Et c’est dans ce sens que la chercheure les enseigne aux étudiants de Master en alternance. Pour les préparer au monde de l’industrie. Une enseignante bienveillante mais exigeante, comme elle se définit elle-même. Elle veille à ce que les exercices soient compris, les réexplique et les reformule au besoin, distribue les polycopiés. Habilitée à diriger des recherches depuis 2019, elle accompagne avec la même bienveillance les jeunes chercheurs. Agnès Lagnoux Renaudie transmet également sa passion aux collégiens et lycéens à travers les ateliers de l’association MATh.en.JEANS. En recensant par exemple le nombre de poissons dans le lac de Marciac, elle leur fait découvrir les notions d’aléa, d’estimation statistique ou encore de modélisation.

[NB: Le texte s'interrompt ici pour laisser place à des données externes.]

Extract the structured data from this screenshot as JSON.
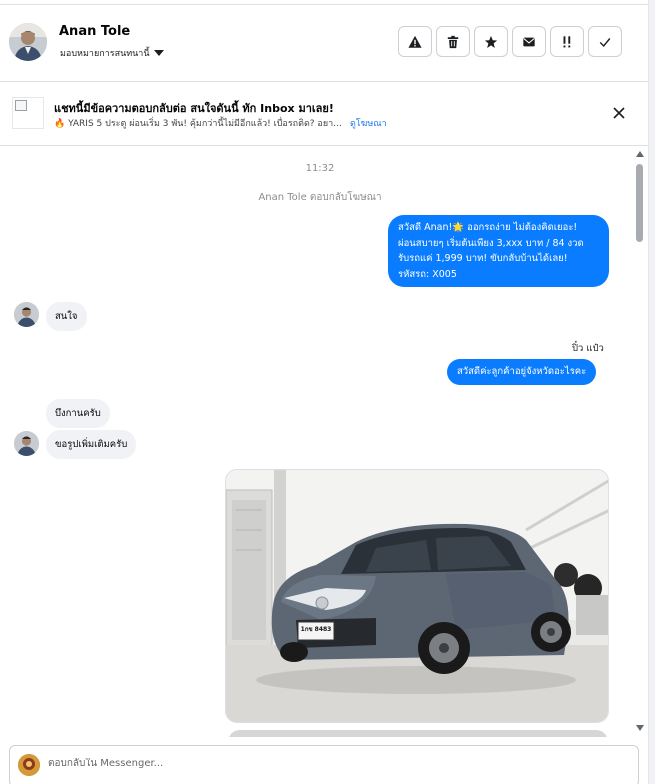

Quand on vous dit que les mathématiques sont partout…

 

Agnès Lagnoux Renaudie : Maître de Conférence en mathématiques (depuis 2008). Chercheure au sein de l’Institut de Mathématiques de Toulouse (IMT), équipe de Probabilités et équipe Statistique et Optimisation. Responsable du Master 2 ISM-AG, Ingénierie et Sciences des données orientées Métier et Appliquées à la Gestion de production.